Но он не выдержал постоянных нападений Черткова и подписал завещание. Подпись под этим документом, конечно, подлинная, но тем не менее это лишь завещание Черткова на толстовское имущество.
Около этого времени в его дневнике есть запись:
«Очень прошу моих друзей, собирающих мои записки, письма, записывающих мои слова, не приписывать никакого значения тому, что мною сознательно не отдано в печать… Читаю Конфуция, Лао-Цзы, Будду (то же можно сказать и о Еван гелии) и вижу рядом с глубокими, связанными в одно учение мыслями, самые странные изречения: или случайно сказанные, или перевранные.
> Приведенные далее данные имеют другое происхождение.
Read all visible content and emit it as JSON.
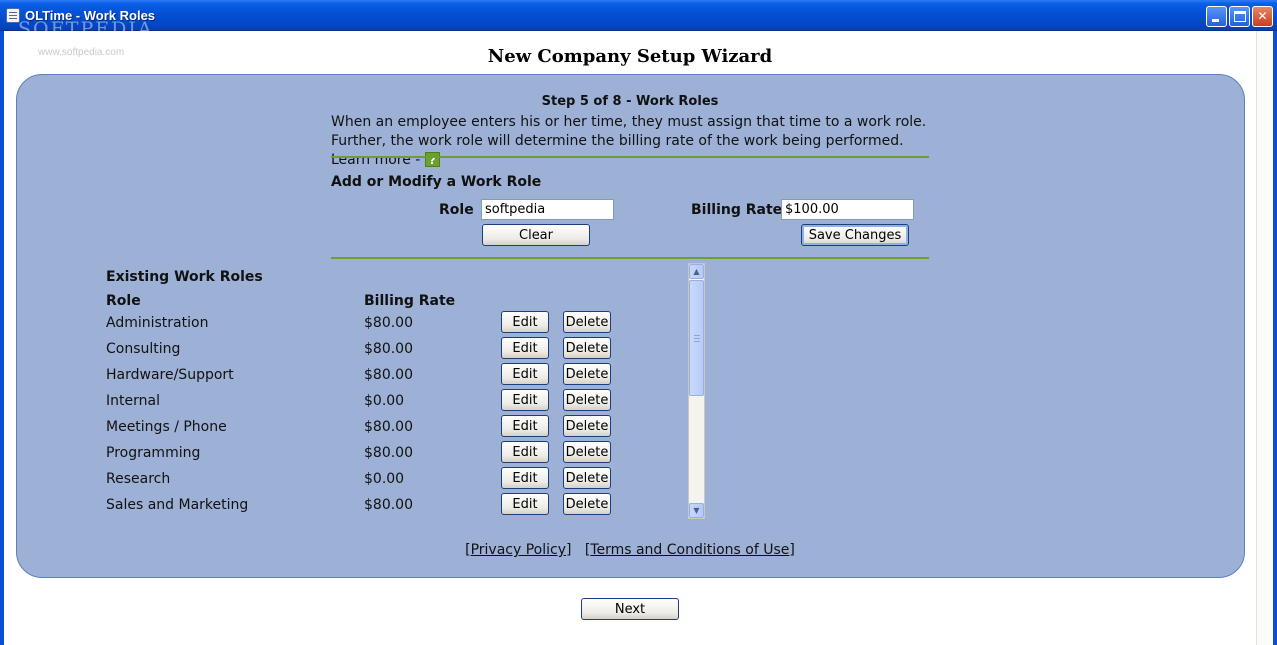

А эти-то именно такие странные, иногда противоречивые мысли и изречения и нужны тем, кто обличает это учение. Нельзя достаточно настаивать на этом. Всякий человек бывает слаб и высказывает прямо глупости, а их запишут и потом носятся с ними, как с самым важным авторитетом».
Еще тверже сказал он то же незадолго до смерти своему и моему большому другу, известному джорджисту С. Д. Николаеву:
— Запомните, что я теперь вам говорю, и вспомните это после моей смерти: я не отвечаю за то, что я говорил с людьми, я не отвечаю даже за письма свои — я отвечаю только за то, что я сам отдал печатать и просмотрел в корректуре…
— Знать, на всякую старуху бывает проруха? — засмеялся Николаев.
— Да, да, на всякую старуху бывает проруха… — отвечал Толстой.
Завещание Толстого принадлежит как раз к тому роду его произведений, которых он в спокойном состоянии к печати не подписал бы, и потому он за него не ответчик. Это — творение маньяка Черткова.
И маленькая, жалкая, человеческая подробность: когда письмо Толстого к жене, приведенное в этой главе, попало в печать, в начале его, там, где обыкновенно пишется обращение, оказалась строчка точек, точки эти поставила сама графиня, чтобы заставить думать, что тут было обращение к ней мужа, нечто интимное, задушевное, чего она не хочет обнаружить перед всеми…
Бедная женщина! Бедная, милая розовая Кити!
XL
В начале октября 1910 мне снова удалось побывать в Ясной. Толстой точно как-то остановился стареть, и только ослабление памяти стало заметнее.
— Моя жизнь идет удивительно быстро… — трогательно встретил он меня. — Только разлука с близкими кажется мне долгой…
Это ослабление памяти не только не огорчало, но, наоборот, радовало его.
— Очень хорошо! — повторял он не раз. — Я забыл все глупости, все ненужности — помню только то, что важнее всего: пора старинушке под холстинушку…
Раз как-то домашние, взяв «Анну Каренину», сказали ему, что вот появился один молодой писатель, о котором они желали бы знать его мнение. И, изменив имена собственные, они стали читать страницу за страницей. Он внимательно слушал и временами, по своему обыкновению, хмыкал.
— Гм… Гм… Что это такое?
— Да это ваша «Анна Каренина»!
Он широко раскрыл глаза.
— Не может быть! — воскликнул он. — Как мог я написать столько глупостей?!